Sonntagsbrief zum 2. Sonntag im Jahreskreis, 17. Januar 2016

16. Januar 2016 von Magnus Lux

Neuer Wein für das Fest des Lebens

Sonntagsbrief zum 2. Sonntag im Jahreskreis, 17. Januar 2016

Giotto di Bondone - Hochzeit zu KanaaAm dritten Tag fand in Kana in Galiläa eine Hochzeit statt und die Mutter Jesu war dabei. Auch Jesus und seine Jünger waren zur Hochzeit eingeladen. Als der Wein ausging, sagte die Mutter Jesu zu ihm: Sie haben keinen Wein mehr. Jesus erwiderte ihr: Was willst du von mir, Frau? Meine Stunde ist noch nicht gekommen. Seine Mutter sagte zu den Dienern: Was er euch sagt, das tut! Es standen dort sechs steinerne Wasserkrüge, wie es der Reinigungsvorschrift der Juden entsprach; jeder fasste ungefähr hundert Liter. Jesus sagte zu den Dienern: Füllt die Krüge mit Wasser! Und sie füllten sie bis zum Rand. Er sagte zu ihnen: Schöpft jetzt und bringt es dem, der für das Festmahl verantwortlich ist. Sie brachten es ihm. Er kostete das Wasser, das zu Wein geworden war. Er wusste nicht, woher der Wein kam; die Diener aber, die das Wasser geschöpft hatten, wussten es. Da ließ er den Bräutigam rufen und sagte zu ihm: Jeder setzt zuerst den guten Wein vor und erst, wenn die Gäste zu viel getrunken haben, den weniger guten. Du jedoch hast den guten Wein bis jetzt zurückgehalten. So tat Jesus sein erstes Zeichen, in Kana in Galiläa, und offenbarte seine Herrlichkeit und seine Jünger glaubten an ihn.

Joh 2.1-11
Einheitsübersetzung

Ein schönes Evangelium. Da geht bei einer Hochzeit der Wein aus und Jesu Mutter weist ihn darauf hin. Und obwohl Jesus sie anfährt, weiß sie doch, dass er nach ihrem Willen handeln wird. Und jawohl, es klappt: aus Wasser wird Wein. Einfach schön. Das zeigt doch die Menschenfreundlichkeit unseres Herrn. Auf die Bedürfnisse der Menschen ausgerichtet macht er so ganz nebenbei mal ein Wunder: aus Wasser wird Wein. Na ja, im Text heißt es „Zeichen“, aber das tut nichts zur Sache. Oder?

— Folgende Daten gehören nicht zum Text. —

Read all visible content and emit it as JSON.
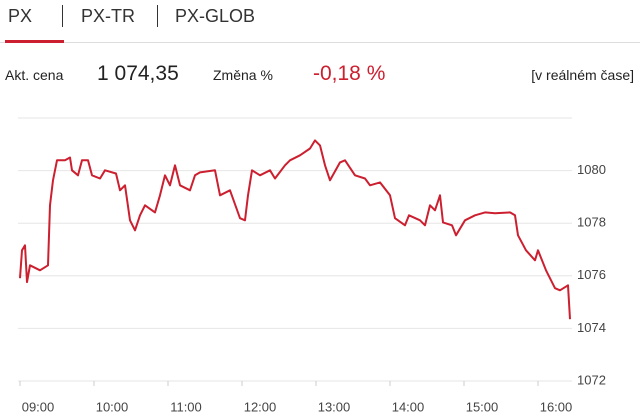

So einfach ist es, wenn wir den Text des Evangeliums wortwörtlich nehmen, zumindest so, wie wir ihn auf Anhieb sehen. Aber haben wir damit die Bibel verstanden? Oder müssen wir in die hier genannten Symbole nicht tiefer eindringen? Das Bild von der Hochzeit kommt im Alten wie im Neuen Testament oft vor. Das „himmlische Hochzeitsmahl“ ist ein Zeichen des Bundes zwischen Gott und Mensch, ein Zeichen der Fülle und des Überflusses. Als der „dritte Tag“ wird auch der Tag der Auferstehung bezeichnet. Diese Beziehung ist nicht von der Hand zu weisen, sagt er doch seiner Mutter: Meine Stunde ist noch nicht gekommen. Seine „Stunde“ ist die Stunde seines Todes, die Stunde seiner Verherrlichung. Mehr noch. Das Wasser zur Reinigung ist ein Hinweis auf das jüdische Gesetz, das jetzt überwunden ist, die Fülle und die Güte des Weins sind Zeichen des messianischen Überflusses ähnlich wie bei der Brotvermehrung.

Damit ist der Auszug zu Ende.